The litter box, full of clean litter, still resides in the upstairs office. Riley’s outside leash lies weather beaten on the sidewalk near the side door.
For some reason, I can’t get rid of either.
All of which raises the question, dog or cat? What’s your preference?
Cats? Many people loath them.
For one, there’s Peter Mara of the Smithsonian’s Migratory Bird Center, who’s 100% for house cats, but wants the feds, no less, to declare open warfare on predatory street cats, of which there may be as many as 80 million scattered across the country.
(Perhaps a more realistic figure is between 30 and 40 million.)
These unwanted cats are basically wild animals, partly or wholly responsible for the extinction of 33 types of birds, Mara told Rachel Gross of Smithsonian Magazine.
According to Mara, cats kill 2.4 billion birds and 12.3 billion small mammals a year in the U.S. Street cats are the worst, killing three times more often than owned cats that roam at least part of the time outside the house.
Mara’s solution: bring those partial roamers permanently indoors and kill the others, since trapping and neutering does not seem to work in reducing the U.S. horde of alley cats.
(Adding to the worry over free-range cats is the potential for rabies and something called toxoplasmosis, which amounts to the transmission of a single cell parasite from feral cats to other wild mammals. Both rabies and toxoplasmosis pose possible human hazards.)
Euthanizing tens of millions of cats seem extreme. Imagine rounding them up. Talk about difficult.

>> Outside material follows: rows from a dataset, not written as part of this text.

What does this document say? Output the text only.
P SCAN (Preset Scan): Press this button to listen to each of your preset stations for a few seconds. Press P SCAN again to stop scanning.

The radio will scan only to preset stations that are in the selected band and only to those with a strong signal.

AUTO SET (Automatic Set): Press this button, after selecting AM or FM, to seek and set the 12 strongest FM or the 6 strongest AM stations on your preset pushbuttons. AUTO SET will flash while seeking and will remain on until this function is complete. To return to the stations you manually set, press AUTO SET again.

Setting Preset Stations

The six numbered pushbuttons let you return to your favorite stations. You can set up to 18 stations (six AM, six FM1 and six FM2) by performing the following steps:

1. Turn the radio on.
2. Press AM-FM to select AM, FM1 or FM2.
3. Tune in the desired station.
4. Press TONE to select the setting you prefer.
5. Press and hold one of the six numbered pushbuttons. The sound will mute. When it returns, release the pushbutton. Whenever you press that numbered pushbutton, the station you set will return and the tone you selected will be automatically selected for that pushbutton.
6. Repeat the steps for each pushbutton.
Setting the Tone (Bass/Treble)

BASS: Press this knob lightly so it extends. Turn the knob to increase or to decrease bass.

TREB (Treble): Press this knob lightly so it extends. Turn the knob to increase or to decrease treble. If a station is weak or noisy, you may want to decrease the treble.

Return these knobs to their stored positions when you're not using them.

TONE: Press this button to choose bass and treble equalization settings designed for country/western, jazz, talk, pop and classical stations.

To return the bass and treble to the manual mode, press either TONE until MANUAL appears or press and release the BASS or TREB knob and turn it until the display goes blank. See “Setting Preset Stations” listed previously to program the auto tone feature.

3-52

Some people would take exception to the whole thing. Like Katherine Wu. Writing recently for the Atlantic, she rhapsodized about cats’ “luxurious fur … their super silent, bean-padded paws … their scritchy-scratchy tongues….” She and her husband, she said, were capitalized “Cat People,” declaring it’s truly “meaningful” to win the “trust and affection” of such finicky characters.
I see I’m running out of space here, but this is more about you than me. Besides, what’s the worst that can be said about dogs, other than the obvious?